M. le Prince, quelque ennemis que le comte de Soissons et lui fussent, n’eut garde de trouver mauvaise une distinction mise à la mode pour un cadet de sa maison ; mais elle lui donna l’idée de multiplier la sienne, et de faire appeler le duc d’Enghien, son fils aîné, M. le Duc tout court.

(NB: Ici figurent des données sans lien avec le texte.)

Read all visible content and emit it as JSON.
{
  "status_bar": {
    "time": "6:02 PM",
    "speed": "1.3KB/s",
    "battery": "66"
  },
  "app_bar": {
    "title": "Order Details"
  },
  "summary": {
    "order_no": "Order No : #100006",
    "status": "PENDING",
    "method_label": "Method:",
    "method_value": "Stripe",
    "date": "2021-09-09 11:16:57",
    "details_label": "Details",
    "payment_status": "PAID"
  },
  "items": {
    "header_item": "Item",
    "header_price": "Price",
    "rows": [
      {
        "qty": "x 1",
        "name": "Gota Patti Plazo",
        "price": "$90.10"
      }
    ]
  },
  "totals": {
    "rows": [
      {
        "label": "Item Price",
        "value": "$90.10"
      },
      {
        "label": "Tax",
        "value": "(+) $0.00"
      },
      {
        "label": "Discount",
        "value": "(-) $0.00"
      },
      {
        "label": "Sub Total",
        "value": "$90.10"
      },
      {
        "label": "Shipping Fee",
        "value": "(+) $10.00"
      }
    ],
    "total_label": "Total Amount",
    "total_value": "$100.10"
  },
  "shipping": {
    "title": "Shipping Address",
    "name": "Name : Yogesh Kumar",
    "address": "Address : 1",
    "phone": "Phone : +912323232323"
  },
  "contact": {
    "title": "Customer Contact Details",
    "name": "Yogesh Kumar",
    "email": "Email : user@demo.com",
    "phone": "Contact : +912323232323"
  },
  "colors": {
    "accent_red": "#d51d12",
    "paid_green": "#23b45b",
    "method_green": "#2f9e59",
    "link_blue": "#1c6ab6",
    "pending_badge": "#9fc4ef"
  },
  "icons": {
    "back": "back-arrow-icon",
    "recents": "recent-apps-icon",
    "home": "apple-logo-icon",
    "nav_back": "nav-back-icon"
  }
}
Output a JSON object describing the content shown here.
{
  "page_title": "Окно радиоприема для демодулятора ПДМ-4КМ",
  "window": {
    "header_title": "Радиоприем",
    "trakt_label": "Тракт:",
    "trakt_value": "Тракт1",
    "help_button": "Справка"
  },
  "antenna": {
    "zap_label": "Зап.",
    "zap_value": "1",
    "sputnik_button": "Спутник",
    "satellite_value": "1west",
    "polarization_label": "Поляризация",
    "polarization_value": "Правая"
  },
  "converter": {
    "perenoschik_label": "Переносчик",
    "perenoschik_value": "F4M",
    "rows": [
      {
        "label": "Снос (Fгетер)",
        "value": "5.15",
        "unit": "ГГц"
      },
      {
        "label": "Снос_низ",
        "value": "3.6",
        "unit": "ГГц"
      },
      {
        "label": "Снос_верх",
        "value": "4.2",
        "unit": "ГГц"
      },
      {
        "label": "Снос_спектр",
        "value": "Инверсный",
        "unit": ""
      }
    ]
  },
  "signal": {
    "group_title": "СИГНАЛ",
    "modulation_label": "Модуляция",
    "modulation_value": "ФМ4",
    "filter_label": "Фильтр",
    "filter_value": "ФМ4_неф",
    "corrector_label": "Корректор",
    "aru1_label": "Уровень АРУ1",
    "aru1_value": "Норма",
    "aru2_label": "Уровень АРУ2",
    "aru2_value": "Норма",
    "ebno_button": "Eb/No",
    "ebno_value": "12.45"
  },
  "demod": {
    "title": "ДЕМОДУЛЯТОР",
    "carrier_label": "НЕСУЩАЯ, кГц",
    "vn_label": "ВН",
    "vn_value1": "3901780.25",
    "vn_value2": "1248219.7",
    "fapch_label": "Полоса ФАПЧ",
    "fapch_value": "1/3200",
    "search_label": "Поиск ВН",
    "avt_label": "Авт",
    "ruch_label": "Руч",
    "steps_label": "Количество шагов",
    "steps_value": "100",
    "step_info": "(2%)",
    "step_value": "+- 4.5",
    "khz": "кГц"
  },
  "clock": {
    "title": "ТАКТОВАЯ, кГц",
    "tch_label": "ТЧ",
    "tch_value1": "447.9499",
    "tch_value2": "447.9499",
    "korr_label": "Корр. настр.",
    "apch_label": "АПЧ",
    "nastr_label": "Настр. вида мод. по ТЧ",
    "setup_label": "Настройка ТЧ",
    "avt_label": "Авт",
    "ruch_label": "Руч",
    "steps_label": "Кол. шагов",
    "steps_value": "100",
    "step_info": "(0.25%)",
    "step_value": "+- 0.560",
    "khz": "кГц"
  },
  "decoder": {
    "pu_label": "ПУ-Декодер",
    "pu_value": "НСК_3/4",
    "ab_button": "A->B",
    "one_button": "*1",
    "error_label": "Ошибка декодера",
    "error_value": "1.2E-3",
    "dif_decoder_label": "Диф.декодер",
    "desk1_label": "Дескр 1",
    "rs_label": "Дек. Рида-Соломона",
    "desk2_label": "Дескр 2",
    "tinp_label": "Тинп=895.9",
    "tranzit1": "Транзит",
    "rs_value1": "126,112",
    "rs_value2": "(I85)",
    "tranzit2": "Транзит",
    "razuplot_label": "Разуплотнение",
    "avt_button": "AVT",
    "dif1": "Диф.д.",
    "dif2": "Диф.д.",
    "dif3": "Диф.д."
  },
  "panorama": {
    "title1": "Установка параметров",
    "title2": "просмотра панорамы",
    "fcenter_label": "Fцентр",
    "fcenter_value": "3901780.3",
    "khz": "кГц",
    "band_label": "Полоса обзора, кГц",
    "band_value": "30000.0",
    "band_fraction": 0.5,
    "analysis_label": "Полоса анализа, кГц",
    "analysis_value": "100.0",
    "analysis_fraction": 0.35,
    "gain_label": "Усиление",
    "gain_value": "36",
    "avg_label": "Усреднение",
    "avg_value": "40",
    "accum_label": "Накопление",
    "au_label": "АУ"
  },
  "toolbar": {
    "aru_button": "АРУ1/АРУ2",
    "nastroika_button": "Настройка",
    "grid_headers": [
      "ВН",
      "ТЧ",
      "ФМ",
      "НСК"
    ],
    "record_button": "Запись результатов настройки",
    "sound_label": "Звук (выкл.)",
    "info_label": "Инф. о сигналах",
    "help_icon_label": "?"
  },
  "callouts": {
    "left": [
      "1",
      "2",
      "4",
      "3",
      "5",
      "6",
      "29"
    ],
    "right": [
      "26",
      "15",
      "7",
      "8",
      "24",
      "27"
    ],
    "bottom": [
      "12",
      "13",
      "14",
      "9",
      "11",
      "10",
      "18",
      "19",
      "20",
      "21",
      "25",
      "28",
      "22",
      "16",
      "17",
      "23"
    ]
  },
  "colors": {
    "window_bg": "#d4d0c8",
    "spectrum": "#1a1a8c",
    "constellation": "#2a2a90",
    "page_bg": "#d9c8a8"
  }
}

Il y réussit avec la même facilité que son oncle avoit rencontrée à se fait appeler tout court M. le Comte, et ce nom tout court de M. le Duc a passé depuis comme de droit acquis aux fils aînés des deux derniers princes de Condé, en sorte qu’il y en eut quatre de suite appelés M. le Prince, quatre M. le Duc, et deux M. le Comte, parce que la branche de Soissons a fini au second, tué sans alliance à la bataille de Sedan ou de la Marfée, 6 juillet 1641, à quarante-deux ans.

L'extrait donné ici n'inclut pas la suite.